The "Knowledge Singularity" will calcify bias and injustice in an everlasting status quo unless humans, no matter how comparatively deficient, resolve that knowledge is not a philosophical problem to be solved (such as in Karl Popper's Worlds 1, 2, and 3), but a puzzle to be wrestled with and contested in many human forms of life and language (Wittgenstein). Only by addressing human forms of life can we ever address the greater silence and the Life that we have lost in living. What we cannot speak about, we must pass over in silence (Wovon man nicht sprechen kann, darüber muss man schweigen, sentence 7 of the Tractatus) –and that silence, contra both the positivist Vienna Circle and Karl Popper (who was never part of it) is the most important part of human living. In the Tractatus Wittengenstein dreamt, as it were, a conclusive solution to the puzzle of language –but such a solution can only be found in the silence beyond strict logical (or machine) forms: a silence of the religious quest beyond the ethical dilemma (Kierkegaard).
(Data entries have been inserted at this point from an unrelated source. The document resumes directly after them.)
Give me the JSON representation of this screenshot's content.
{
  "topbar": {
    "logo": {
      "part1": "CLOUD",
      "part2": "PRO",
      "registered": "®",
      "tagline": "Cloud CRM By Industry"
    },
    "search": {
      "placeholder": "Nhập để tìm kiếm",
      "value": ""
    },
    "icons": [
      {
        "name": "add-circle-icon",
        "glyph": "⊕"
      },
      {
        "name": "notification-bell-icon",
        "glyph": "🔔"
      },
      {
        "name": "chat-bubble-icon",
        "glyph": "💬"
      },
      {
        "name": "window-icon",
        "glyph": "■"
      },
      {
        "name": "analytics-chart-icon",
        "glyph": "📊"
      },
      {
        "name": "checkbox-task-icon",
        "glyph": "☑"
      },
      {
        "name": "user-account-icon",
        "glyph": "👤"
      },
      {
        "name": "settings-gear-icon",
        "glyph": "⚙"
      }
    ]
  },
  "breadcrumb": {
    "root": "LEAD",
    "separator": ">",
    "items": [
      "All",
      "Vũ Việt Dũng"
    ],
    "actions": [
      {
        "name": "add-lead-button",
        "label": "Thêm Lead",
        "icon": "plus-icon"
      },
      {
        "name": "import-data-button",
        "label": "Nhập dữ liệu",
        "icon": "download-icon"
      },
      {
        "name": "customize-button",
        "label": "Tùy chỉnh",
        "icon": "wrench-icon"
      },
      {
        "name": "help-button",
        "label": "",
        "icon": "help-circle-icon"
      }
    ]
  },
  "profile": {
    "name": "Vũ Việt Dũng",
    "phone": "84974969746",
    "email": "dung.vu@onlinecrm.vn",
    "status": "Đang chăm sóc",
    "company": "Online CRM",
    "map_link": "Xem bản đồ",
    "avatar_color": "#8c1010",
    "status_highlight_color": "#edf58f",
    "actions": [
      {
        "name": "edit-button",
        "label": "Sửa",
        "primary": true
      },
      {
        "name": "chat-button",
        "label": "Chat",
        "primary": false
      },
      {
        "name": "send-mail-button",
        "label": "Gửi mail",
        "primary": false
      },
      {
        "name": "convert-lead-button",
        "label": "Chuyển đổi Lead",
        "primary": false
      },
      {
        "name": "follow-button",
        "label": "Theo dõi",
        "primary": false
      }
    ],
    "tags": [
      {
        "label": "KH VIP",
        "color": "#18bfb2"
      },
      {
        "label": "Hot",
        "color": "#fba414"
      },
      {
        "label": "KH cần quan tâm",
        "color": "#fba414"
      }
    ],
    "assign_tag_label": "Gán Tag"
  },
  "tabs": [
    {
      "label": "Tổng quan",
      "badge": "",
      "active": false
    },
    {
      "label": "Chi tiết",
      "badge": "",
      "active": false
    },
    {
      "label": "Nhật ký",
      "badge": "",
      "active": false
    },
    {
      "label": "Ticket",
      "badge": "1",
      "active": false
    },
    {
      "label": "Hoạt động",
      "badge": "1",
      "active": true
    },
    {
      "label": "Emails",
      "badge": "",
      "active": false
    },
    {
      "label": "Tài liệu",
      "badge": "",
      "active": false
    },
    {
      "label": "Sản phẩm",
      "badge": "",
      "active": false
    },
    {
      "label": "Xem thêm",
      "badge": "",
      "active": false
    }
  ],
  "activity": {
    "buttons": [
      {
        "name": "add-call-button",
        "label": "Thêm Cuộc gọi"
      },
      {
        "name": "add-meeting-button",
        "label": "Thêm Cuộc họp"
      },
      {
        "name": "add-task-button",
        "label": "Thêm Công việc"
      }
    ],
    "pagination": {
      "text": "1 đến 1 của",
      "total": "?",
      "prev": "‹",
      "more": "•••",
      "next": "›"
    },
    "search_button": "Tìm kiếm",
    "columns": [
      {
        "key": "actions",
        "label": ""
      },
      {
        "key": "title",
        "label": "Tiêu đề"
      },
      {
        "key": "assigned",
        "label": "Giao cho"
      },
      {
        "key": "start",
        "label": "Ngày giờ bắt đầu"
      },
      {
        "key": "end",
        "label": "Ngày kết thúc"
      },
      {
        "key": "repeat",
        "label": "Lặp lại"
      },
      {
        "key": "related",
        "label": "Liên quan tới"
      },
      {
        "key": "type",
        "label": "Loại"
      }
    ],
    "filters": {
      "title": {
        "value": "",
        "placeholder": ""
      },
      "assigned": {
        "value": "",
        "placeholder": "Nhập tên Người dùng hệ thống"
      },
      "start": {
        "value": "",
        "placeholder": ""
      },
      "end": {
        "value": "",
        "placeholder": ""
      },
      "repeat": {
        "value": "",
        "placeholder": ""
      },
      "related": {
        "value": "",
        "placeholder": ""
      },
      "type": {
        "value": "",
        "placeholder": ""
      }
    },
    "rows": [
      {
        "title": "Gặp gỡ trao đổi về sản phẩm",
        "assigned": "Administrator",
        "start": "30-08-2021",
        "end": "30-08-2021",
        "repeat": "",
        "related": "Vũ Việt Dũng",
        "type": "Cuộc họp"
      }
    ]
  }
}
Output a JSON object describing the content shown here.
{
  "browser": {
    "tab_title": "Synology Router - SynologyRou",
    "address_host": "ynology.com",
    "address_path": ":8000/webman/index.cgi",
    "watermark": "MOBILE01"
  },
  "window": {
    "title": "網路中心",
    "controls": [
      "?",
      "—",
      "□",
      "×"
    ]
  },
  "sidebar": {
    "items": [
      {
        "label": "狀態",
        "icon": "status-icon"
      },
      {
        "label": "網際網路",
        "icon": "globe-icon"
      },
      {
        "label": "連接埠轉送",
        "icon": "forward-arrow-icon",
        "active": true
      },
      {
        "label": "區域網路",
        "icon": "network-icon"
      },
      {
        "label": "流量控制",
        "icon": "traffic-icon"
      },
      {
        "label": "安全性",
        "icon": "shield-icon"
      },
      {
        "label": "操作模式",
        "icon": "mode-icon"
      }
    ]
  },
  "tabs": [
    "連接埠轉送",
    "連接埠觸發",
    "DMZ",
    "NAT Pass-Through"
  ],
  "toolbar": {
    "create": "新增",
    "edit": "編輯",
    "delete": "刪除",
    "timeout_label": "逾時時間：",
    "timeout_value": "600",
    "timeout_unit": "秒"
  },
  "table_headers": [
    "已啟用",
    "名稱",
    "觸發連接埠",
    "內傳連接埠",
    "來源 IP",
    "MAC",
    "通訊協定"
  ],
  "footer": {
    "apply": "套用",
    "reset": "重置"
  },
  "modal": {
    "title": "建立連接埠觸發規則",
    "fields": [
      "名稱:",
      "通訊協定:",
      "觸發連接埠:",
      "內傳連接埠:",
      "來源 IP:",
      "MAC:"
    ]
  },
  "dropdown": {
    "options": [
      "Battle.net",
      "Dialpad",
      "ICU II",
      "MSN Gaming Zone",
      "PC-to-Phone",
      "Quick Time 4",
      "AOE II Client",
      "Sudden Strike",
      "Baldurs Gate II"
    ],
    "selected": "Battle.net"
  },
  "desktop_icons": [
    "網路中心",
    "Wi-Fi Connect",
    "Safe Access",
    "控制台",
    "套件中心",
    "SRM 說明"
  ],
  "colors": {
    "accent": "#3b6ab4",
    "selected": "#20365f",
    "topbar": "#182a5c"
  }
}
This journey through my "undiscovered summer reading," from the Antikythera mechanism to the alleged "Knowledge Singularity," has reinforced my daily, functional belief that knowing is truly something that humans do within language and through language, and that the quest which makes human life human is careful attention to the forms of human life, and the way that language, mathematics, and silence are woven into and through those forms. The techno-solutionism inherent in educational technology and library information technology –no matter how sophisticated– cannot undo the basic puzzle of human life: how do we individually and social find the world? (Find: in the sense of locating, of discovering, and of characterizing.) Yewno will not lead to a Knowledge Singularity, but to derived bias and reproduced injustice, unless we acknowledge its limitations within language.
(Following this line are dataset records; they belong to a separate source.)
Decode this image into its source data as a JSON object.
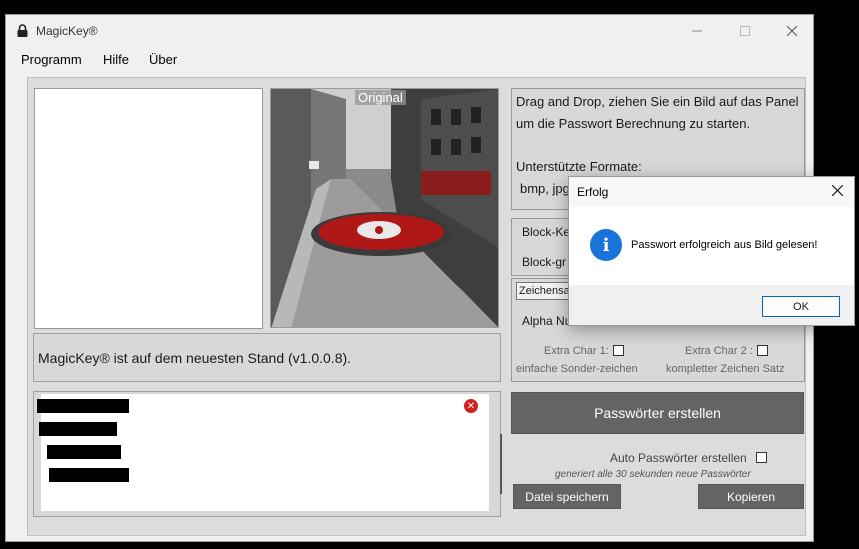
{
  "window": {
    "title": "MagicKey®"
  },
  "menu": [
    "Programm",
    "Hilfe",
    "Über"
  ],
  "image": {
    "label": "Original"
  },
  "status": {
    "text": "MagicKey® ist auf dem neuesten Stand (v1.0.0.8)."
  },
  "info": {
    "line1": "Drag and Drop, ziehen Sie ein  Bild auf das Panel",
    "line2": "um die Passwort Berechnung zu starten.",
    "formats_label": "Unterstützte Formate:",
    "formats": "bmp,  jpg"
  },
  "block": {
    "row1": "Block-Ke",
    "row2": "Block-gr"
  },
  "charset": {
    "selected": "Zeichensatz",
    "alpha": "Alpha Num",
    "extra1_label": "Extra Char 1:",
    "extra1_note": "einfache Sonder-zeichen",
    "extra2_label": "Extra Char 2 :",
    "extra2_note": "kompletter Zeichen Satz"
  },
  "actions": {
    "generate": "Passwörter erstellen",
    "auto_label": "Auto Passwörter erstellen",
    "auto_note": "generiert alle 30 sekunden neue Passwörter",
    "save": "Datei speichern",
    "copy": "Kopieren"
  },
  "dialog": {
    "title": "Erfolg",
    "message": "Passwort erfolgreich aus Bild gelesen!",
    "ok": "OK"
  },
  "colors": {
    "button": "#646464",
    "info_icon": "#1a73d8",
    "error_icon": "#d32020",
    "accent": "#0067c0"
  }
}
The promise of educational and information technology becomes more powerful when approached with modesty: there are no quick, technological solutions to puzzles of education, of finance, of information discovery, of "undiscovered public knowledge." What those of us who are existentially involved with the much-maligned, greatly misunderstood, and routinely dismissed "liberal arts" can contribute is exactly what makes those technologies humane: a sense of modesty, proportion, generosity, and silence. Even to remember those at this present moment is a profoundly counter-cultural act, a resistance of the techno-idology of unconscious bias and entrenched injustice.